Mediclinic bought out the UAE’s Al Noor Hospital Group just last year, dragging down the profitability of its Middle Eastern operations
Britain’s Spire sees shares rise after rejecting £1.2bn Mediclinic takeover
UK-based private hospital chain Spire Healthcare has rejected a £1.2bn (Dh5.8bn) takeover offer from South Africa’s Mediclinic, arguing the international firm had undervalued the company and its prospects.
Mediclinic, which already owns nearly 30 per cent of Spire, made an offer of 150p a share in cash and 0.232 new Mediclinic shares per Spire share to acquire the rest.
Just last year Mediclinic took over Abu Dhabi’s Al Noor Hospital Group, leaving analysts wondering whether the company was in the best position to acquire another big asset so soon.
"MDC is still turning around the Al Noor asset it acquired in the UAE, and we are unsure of MDC’s shareholders’ appetite for another large transaction so soon," said James Vane-Tempest, an analyst at Jefferies.
In April, Mediclinic said its healthcare businesses in Abu Dhabi had dragged down the profitability of its Middle Eastern operations because of regulatory changes that made it more expensive for Emiratis to get treatment.

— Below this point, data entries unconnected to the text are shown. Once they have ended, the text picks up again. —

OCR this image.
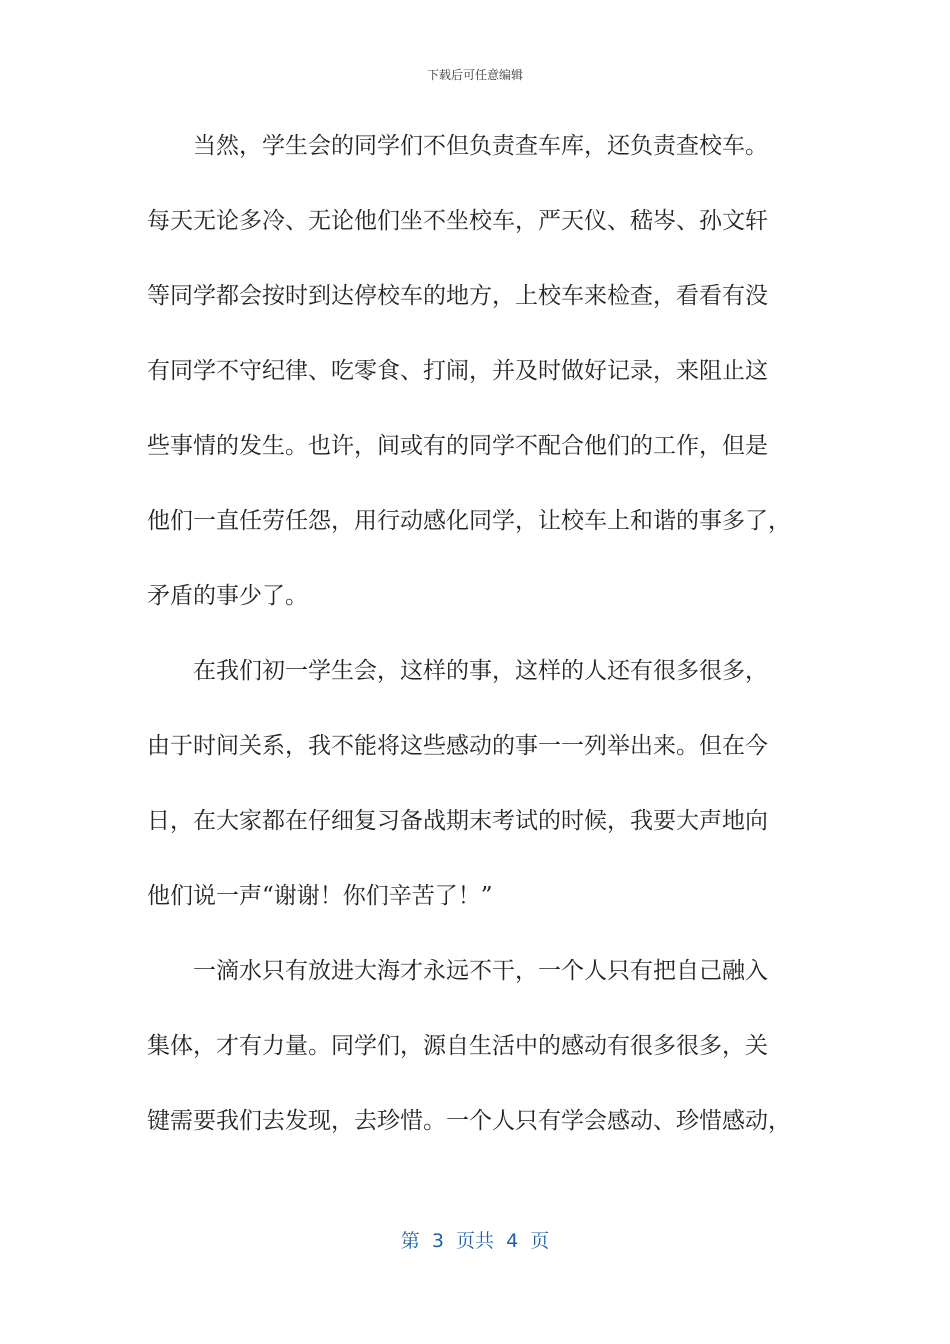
下载后可任意编辑
当然，学生会的同学们不但负责查车库，还负责查校车。
每天无论多冷、无论他们坐不坐校车，严天仪、嵇岑、孙文轩
等同学都会按时到达停校车的地方，上校车来检查，看看有没
有同学不守纪律、吃零食、打闹，并及时做好记录，来阻止这
些事情的发生。也许，间或有的同学不配合他们的工作，但是
他们一直任劳任怨，用行动感化同学，让校车上和谐的事多了，
矛盾的事少了。
在我们初一学生会，这样的事，这样的人还有很多很多，
由于时间关系，我不能将这些感动的事一一列举出来。但在今
日，在大家都在仔细复习备战期末考试的时候，我要大声地向
他们说一声“谢谢！你们辛苦了！”
一滴水只有放进大海才永远不干，一个人只有把自己融入
集体，才有力量。同学们，源自生活中的感动有很多很多，关
键需要我们去发现，去珍惜。一个人只有学会感动、珍惜感动，
第  3  页共  4  页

In response to the rejected bid, Spire said in a statement that it had reviewed the proposal, which it said significantly undervalued Spire and its prospects.
“Shareholders are strongly advised to take no action in relation to the proposal,” the company said on Monday. “There can be no certainty that an offer will be made, or as to the terms on which any offer might be made.”
As news of the rejected bid was confirmed, Spire’s shares rose by 11 per cent to 290 pence, the most since September 2016, and putting the company on track for its biggest-ever daily gain. In contrast in London, shares of Mediclinic dropped 0.4 percent to 638 pence.
Mediclinic has until 5pm on November 20 to make a firm offer for Spire or abandon the takeover. The South African company said it was now considering its position and made no comment on whether it was going to pursue the approach.
Uncertainty over whether Britain’s state-funded National Health Service will be able to cope once the country leaves the European Union in 2019 has made Spire, the second largest private healthcare provider in the UK, a more attractive prospect for companies such as Mediclinic and Johannesburg-listed Netcare Ltd.
“Spire would provide a sizeable UK market presence where MDC [Mediclinic] already has working knowledge with likely no anti-trust issues,” analyst Mr Vane-Tempest added.
Spire made its stock market debut in 2014, having been formed in 2007 from the sale of Bupa Hospitals to private equity firm Cinven in 2007. Mediclinic acquired its 29.9 per cent stake in Spire from Cinven in 2015 for about £430 million.